Composer continuously breaking existing code/functionality

I have 3 files:

  1. 2 files are under 230 lines and 1 around 1.2k long. All are very well commented.
  2. I use composer for changes and speak to the entire codebase.
  3. I explicitly tell it not break any existing functionality or amend anything nothing directly requested in my changes (e.g. front end design). I also ask it to ensure all functions are defined, scripts and syntax are complete and accurate. I’ll provide it with code snippets to help it (as it often fails to do itself).
  4. I ask one change at a time.

However, Im going around in circles. By the time Ive got one thing working, its broken something else.

I only code in python.

Is this a bug?

I’m sure others are making much more complex programs than I with far more code and complex file structure. What am I doing wrong here?

2 Likes

Maybe a long shot, but what happens if instead of chat with entire codebase you just attach all your files in composer? Is the outcome any different?

Same issue since the update!

I am having exactly the same issue.

Tried using Cursor Rules and Composer Project to tell the prompt to not remove any existing functionality, but it keeps doing so, mainly when debugging in circles whether a specific thing does not work.
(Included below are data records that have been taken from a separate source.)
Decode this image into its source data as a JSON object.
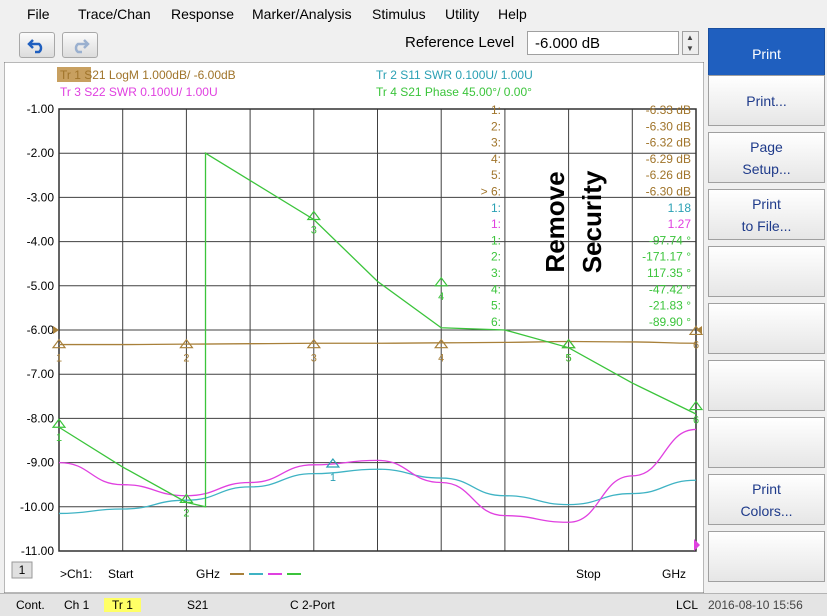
{
  "menu": [
    "File",
    "Trace/Chan",
    "Response",
    "Marker/Analysis",
    "Stimulus",
    "Utility",
    "Help"
  ],
  "reference": {
    "label": "Reference Level",
    "value": "-6.000 dB"
  },
  "softkeys": [
    {
      "label": "Print"
    },
    {
      "label": "Print..."
    },
    {
      "label": "Page\nSetup..."
    },
    {
      "label": "Print\nto File..."
    },
    {
      "label": ""
    },
    {
      "label": ""
    },
    {
      "label": ""
    },
    {
      "label": ""
    },
    {
      "label": "Print\nColors..."
    },
    {
      "label": ""
    }
  ],
  "chart_data": {
    "type": "line",
    "ylim": [
      -11,
      -1
    ],
    "y_ticks": [
      "-1.00",
      "-2.00",
      "-3.00",
      "-4.00",
      "-5.00",
      "-6.00",
      "-7.00",
      "-8.00",
      "-9.00",
      "-10.00",
      "-11.00"
    ],
    "grid": true,
    "x_points": 11,
    "trace_titles": [
      {
        "text": "Tr 1  S21 LogM 1.000dB/  -6.00dB",
        "color": "#a0742a"
      },
      {
        "text": "Tr 2  S11 SWR 0.100U/  1.00U",
        "color": "#2aa0b4"
      },
      {
        "text": "Tr 3  S22 SWR 0.100U/  1.00U",
        "color": "#e040e0"
      },
      {
        "text": "Tr 4  S21 Phase 45.00°/  0.00°",
        "color": "#3bc43b"
      }
    ],
    "series": [
      {
        "name": "S21 LogM",
        "color": "#a8803a",
        "values": [
          -6.33,
          -6.33,
          -6.32,
          -6.31,
          -6.3,
          -6.3,
          -6.29,
          -6.28,
          -6.26,
          -6.27,
          -6.3
        ]
      },
      {
        "name": "S11 SWR",
        "color": "#3fb3c4",
        "values": [
          -10.15,
          -10.05,
          -9.85,
          -9.55,
          -9.25,
          -9.15,
          -9.35,
          -9.75,
          -9.95,
          -9.7,
          -9.4
        ]
      },
      {
        "name": "S22 SWR",
        "color": "#e040e0",
        "values": [
          -9.0,
          -9.5,
          -9.75,
          -9.45,
          -9.05,
          -8.95,
          -9.45,
          -10.2,
          -10.35,
          -9.3,
          -8.25
        ]
      },
      {
        "name": "S21 Phase",
        "color": "#3bc43b",
        "values": [
          -8.2,
          -9.1,
          -9.9,
          -2.0,
          -3.5,
          -4.9,
          -5.95,
          -6.0,
          -6.4,
          -7.2,
          -7.9
        ]
      }
    ],
    "phase_jump": {
      "x": 2.3,
      "from": -10.0,
      "to": -2.0
    },
    "markers": [
      {
        "label": "1",
        "y": -6.4,
        "x": 0,
        "color": "#a8803a"
      },
      {
        "label": "2",
        "y": -6.4,
        "x": 2,
        "color": "#a8803a"
      },
      {
        "label": "3",
        "y": -6.4,
        "x": 4,
        "color": "#a8803a"
      },
      {
        "label": "4",
        "y": -6.4,
        "x": 6,
        "color": "#a8803a"
      },
      {
        "label": "5",
        "y": -6.4,
        "x": 8,
        "color": "#a8803a"
      },
      {
        "label": "6",
        "y": -6.1,
        "x": 10,
        "color": "#a8803a"
      },
      {
        "label": "1",
        "y": -8.2,
        "x": 0,
        "color": "#3bc43b"
      },
      {
        "label": "2",
        "y": -9.9,
        "x": 2,
        "color": "#3bc43b"
      },
      {
        "label": "3",
        "y": -3.5,
        "x": 4,
        "color": "#3bc43b"
      },
      {
        "label": "4",
        "y": -5.0,
        "x": 6,
        "color": "#3bc43b"
      },
      {
        "label": "5",
        "y": -6.4,
        "x": 8,
        "color": "#3bc43b"
      },
      {
        "label": "6",
        "y": -7.8,
        "x": 10,
        "color": "#3bc43b"
      },
      {
        "label": "1",
        "y": -9.1,
        "x": 4.3,
        "color": "#2aa0b4"
      }
    ],
    "marker_table": [
      {
        "id": "1:",
        "value": "-6.33 dB",
        "color": "#a0742a"
      },
      {
        "id": "2:",
        "value": "-6.30 dB",
        "color": "#a0742a"
      },
      {
        "id": "3:",
        "value": "-6.32 dB",
        "color": "#a0742a"
      },
      {
        "id": "4:",
        "value": "-6.29 dB",
        "color": "#a0742a"
      },
      {
        "id": "5:",
        "value": "-6.26 dB",
        "color": "#a0742a"
      },
      {
        "id": "> 6:",
        "value": "-6.30 dB",
        "color": "#a0742a"
      },
      {
        "id": "1:",
        "value": "1.18",
        "color": "#2aa0b4"
      },
      {
        "id": "1:",
        "value": "1.27",
        "color": "#e040e0"
      },
      {
        "id": "1:",
        "value": "-97.74 °",
        "color": "#3bc43b"
      },
      {
        "id": "2:",
        "value": "-171.17 °",
        "color": "#3bc43b"
      },
      {
        "id": "3:",
        "value": "117.35 °",
        "color": "#3bc43b"
      },
      {
        "id": "4:",
        "value": "-47.42 °",
        "color": "#3bc43b"
      },
      {
        "id": "5:",
        "value": "-21.83 °",
        "color": "#3bc43b"
      },
      {
        "id": "6:",
        "value": "-89.90 °",
        "color": "#3bc43b"
      }
    ],
    "overlay_text": [
      "Remove",
      "Security"
    ],
    "footer": {
      "channel_badge": "1",
      "ch_label": ">Ch1:",
      "start": "Start",
      "unit_left": "GHz",
      "stop": "Stop",
      "unit_right": "GHz"
    }
  },
  "status": {
    "cont": "Cont.",
    "ch": "Ch 1",
    "tr": "Tr 1",
    "param": "S21",
    "port": "C  2-Port",
    "lcl": "LCL",
    "datetime": "2016-08-10 15:56"
  }
}
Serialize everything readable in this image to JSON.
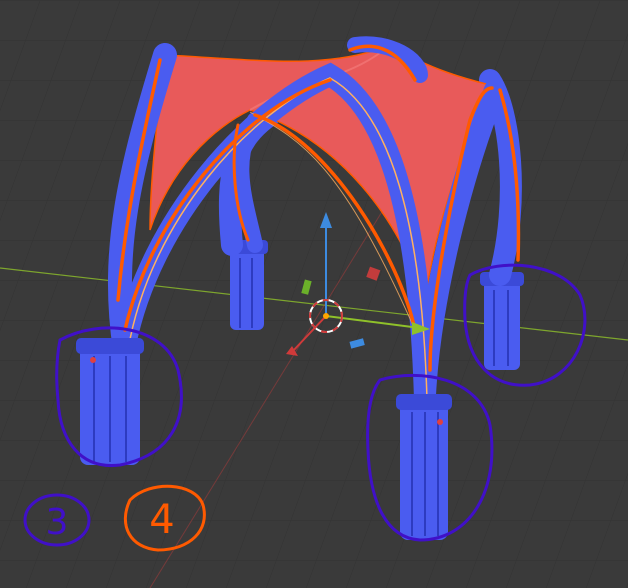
{
  "viewport": {
    "background": "#3a3a3a",
    "grid_color": "#2f2f2f"
  },
  "colors": {
    "column_blue": "#4a5cf0",
    "column_blue_dark": "#2d3bc0",
    "vault_red": "#e85a5a",
    "outline_orange": "#ff5a00",
    "edge_highlight": "#ffb060",
    "axis_x": "#8fc12a",
    "axis_y": "#c23c3c",
    "gizmo_up": "#3d8be0",
    "annotation_purple": "#4010c8",
    "annotation_orange": "#ff5a00"
  },
  "annotations": {
    "left_label": "3",
    "right_label": "4"
  },
  "icons": {
    "origin": "3d-cursor-icon",
    "gizmo": "transform-gizmo-icon"
  }
}
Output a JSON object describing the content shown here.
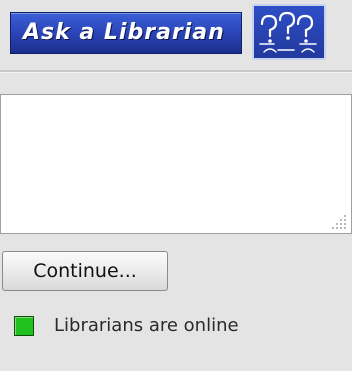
{
  "header": {
    "banner_text": "Ask a Librarian",
    "logo_icon": "question-marks-icon",
    "brand_color": "#2a45b8"
  },
  "question_box": {
    "value": "",
    "placeholder": ""
  },
  "continue_button": {
    "label": "Continue..."
  },
  "status": {
    "text": "Librarians are online",
    "indicator_color": "#22c01c"
  }
}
I wouldn’t mind it removing it temporarily, but it should be able to add it back. I understand that it can’t “recall” what was there before, because context length, of course, but still, regarding productivity it is a lot of back and forth.

I will be trying maybe to have a @draft file where I try to instruct the prompt to write to it the current code before changing it, and whenever it gets the given feature working to merge with the @draft file and will see if it somehow helps.
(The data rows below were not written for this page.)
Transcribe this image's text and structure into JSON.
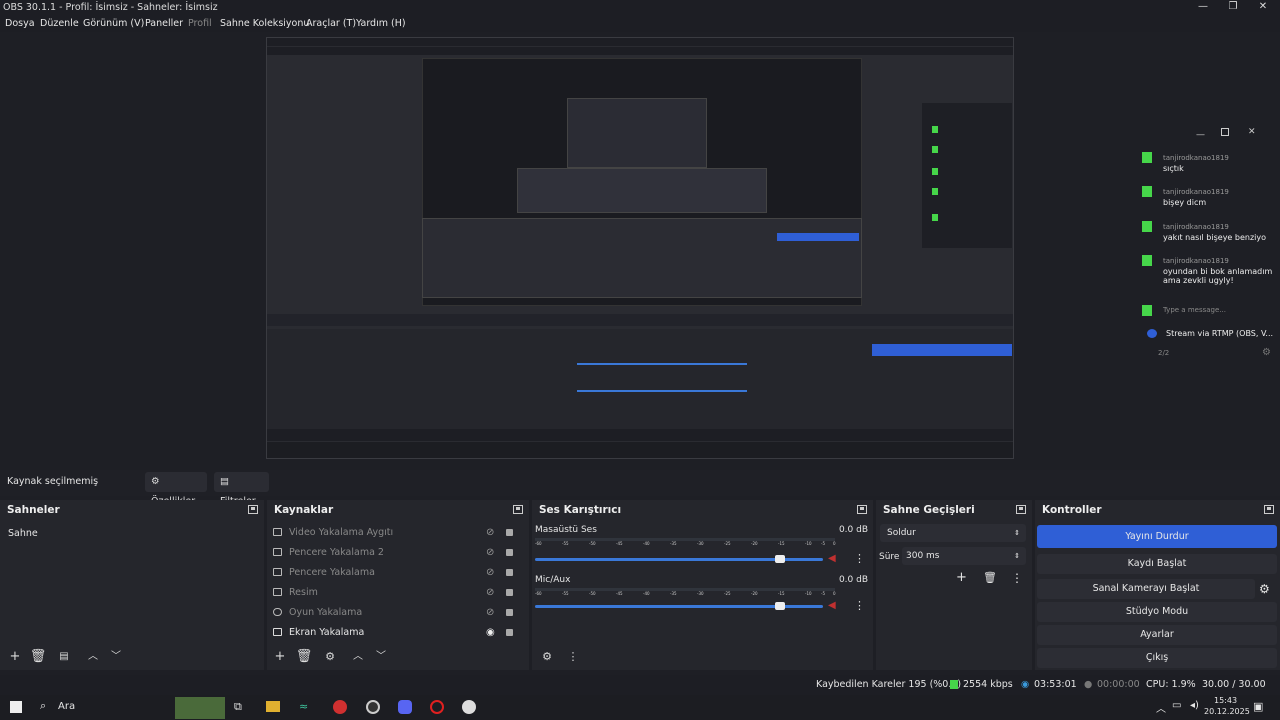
{
  "window": {
    "title": "OBS 30.1.1 - Profil: İsimsiz - Sahneler: İsimsiz"
  },
  "menu": [
    "Dosya",
    "Düzenle",
    "Görünüm (V)",
    "Paneller",
    "Profil",
    "Sahne Koleksiyonu",
    "Araçlar (T)",
    "Yardım (H)"
  ],
  "source_bar": {
    "status": "Kaynak seçilmemiş",
    "properties": "Özellikler",
    "filters": "Filtreler"
  },
  "scenes": {
    "title": "Sahneler",
    "items": [
      "Sahne"
    ]
  },
  "sources": {
    "title": "Kaynaklar",
    "items": [
      {
        "label": "Video Yakalama Aygıtı",
        "icon": "camera-icon",
        "visible": false
      },
      {
        "label": "Pencere Yakalama 2",
        "icon": "window-icon",
        "visible": false
      },
      {
        "label": "Pencere Yakalama",
        "icon": "window-icon",
        "visible": false
      },
      {
        "label": "Resim",
        "icon": "image-icon",
        "visible": false
      },
      {
        "label": "Oyun Yakalama",
        "icon": "gamepad-icon",
        "visible": false
      },
      {
        "label": "Ekran Yakalama",
        "icon": "monitor-icon",
        "visible": true
      }
    ]
  },
  "mixer": {
    "title": "Ses Karıştırıcı",
    "ticks": [
      "-60",
      "-55",
      "-50",
      "-45",
      "-40",
      "-35",
      "-30",
      "-25",
      "-20",
      "-15",
      "-10",
      "-5",
      "0"
    ],
    "channels": [
      {
        "name": "Masaüstü Ses",
        "db": "0.0 dB",
        "volume": 0.85
      },
      {
        "name": "Mic/Aux",
        "db": "0.0 dB",
        "volume": 0.85
      }
    ]
  },
  "transitions": {
    "title": "Sahne Geçişleri",
    "type": "Soldur",
    "duration_label": "Süre",
    "duration": "300 ms"
  },
  "controls": {
    "title": "Kontroller",
    "buttons": [
      "Yayını Durdur",
      "Kaydı Başlat",
      "Sanal Kamerayı Başlat",
      "Stüdyo Modu",
      "Ayarlar",
      "Çıkış"
    ]
  },
  "status": {
    "dropped": "Kaybedilen Kareler 195 (%0.0)",
    "bitrate": "2554 kbps",
    "stream_time": "03:53:01",
    "rec_time": "00:00:00",
    "cpu": "CPU: 1.9%",
    "fps": "30.00 / 30.00 FPS"
  },
  "taskbar": {
    "search": "Ara",
    "time": "15:43",
    "date": "20.12.2025"
  },
  "chat": {
    "messages": [
      {
        "user": "tanjirodkanao1819",
        "text": "sıçtık"
      },
      {
        "user": "tanjirodkanao1819",
        "text": "bişey dicm"
      },
      {
        "user": "tanjirodkanao1819",
        "text": "yakıt nasıl bişeye benziyo"
      },
      {
        "user": "tanjirodkanao1819",
        "text": "oyundan bi bok anlamadım ama zevkli ugyly!"
      }
    ],
    "placeholder": "Type a message...",
    "stream_label": "Stream via RTMP (OBS, V...",
    "count": "2/2"
  },
  "colors": {
    "accent": "#2f5fd6",
    "kick": "#46d64a",
    "bg": "#1e1f25",
    "dock": "#25262c"
  }
}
I have been working with Claude (3.5 Sonnet) projects and had some success talking to the entire code base (and having multiple files changed in response to a task given. With firm instructions not to remove existing functionality (even if at the time its purpose seems irrelevant) Claude appears to behave somewhat responsibly. But using Claude in Cursor, I don’t get the same context window. Cursor seems to limit the size of the context to a few files only and lets Claude assume the rest remains unchanged (and does as a consequence not feed the content of those files back to Claude). Claude then reacts by saying in order for these files to be changed it would need access to them (eventhough they are part of the files provided to the Cursor context). Cursor should take advantage of the Claude project concept where the context files are uploaded once and then implicitly resubmitted with every prompt (and therefore make part of the context window.